In a decision that could have far-reaching consequences, a judge in California refused to dismiss a lawsuit against Twitter, ruling that the social media company’s policy that it has the right to ban users “at any time, for any reason or for no reason” may constitute an “unconscionable contract.” The judge also ruled that Twitter may be sued on the basis of misleading advertising, since it frequently states that it does not ban accounts over viewpoint or political affiliation, but frequently does.
The case involves a Twitter user who was banned for defending white supremacy, but his attorneys say it’s not about whether his particular views are right or wrong. The big news is that this is the first time a court has rejected a social media company’s claim that it has a First Amendment right to censor users’ speech based on their viewpoints or affiliations.

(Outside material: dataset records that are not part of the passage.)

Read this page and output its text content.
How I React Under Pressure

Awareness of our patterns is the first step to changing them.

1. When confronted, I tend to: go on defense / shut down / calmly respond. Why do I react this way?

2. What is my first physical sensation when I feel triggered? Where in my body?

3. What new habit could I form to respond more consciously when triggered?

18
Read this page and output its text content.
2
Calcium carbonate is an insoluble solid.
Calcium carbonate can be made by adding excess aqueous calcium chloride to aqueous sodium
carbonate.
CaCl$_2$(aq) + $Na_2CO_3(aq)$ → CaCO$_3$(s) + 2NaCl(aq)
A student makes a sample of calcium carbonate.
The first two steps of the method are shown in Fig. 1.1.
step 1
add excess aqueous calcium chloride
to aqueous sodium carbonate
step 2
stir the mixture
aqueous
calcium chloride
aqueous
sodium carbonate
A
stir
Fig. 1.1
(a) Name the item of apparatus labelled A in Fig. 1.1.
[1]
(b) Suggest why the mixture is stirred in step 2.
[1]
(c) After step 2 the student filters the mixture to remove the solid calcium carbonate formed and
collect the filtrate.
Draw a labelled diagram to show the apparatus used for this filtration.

That’s the reason why so many on the left hate the First Amendment: it even protects speech that anyone of good conscience would find repugnant. The Founders believed in a free marketplace of ideas where all views could be heard, trusting that people would be smart enough to embrace good ideas and reject bad ones. The judge ruled, in effect, that social media companies can’t claim a First Amendment right to censor other people’s First Amendment rights. The proper solution to tweets that Twitter finds objectionable (on the basis of viewpoint rather than obscene or threatening content – and Twitter is notorious for finding conservative speech objectionable while giving leftist speech a pass) is more tweets refuting them. That’s something that I can assure you there will never be a shortage of.
I’m sure this will be appealed. Let’s keep fingers crossed that judges higher up the judicial chain understand and respect the First Amendment as much as this judge does.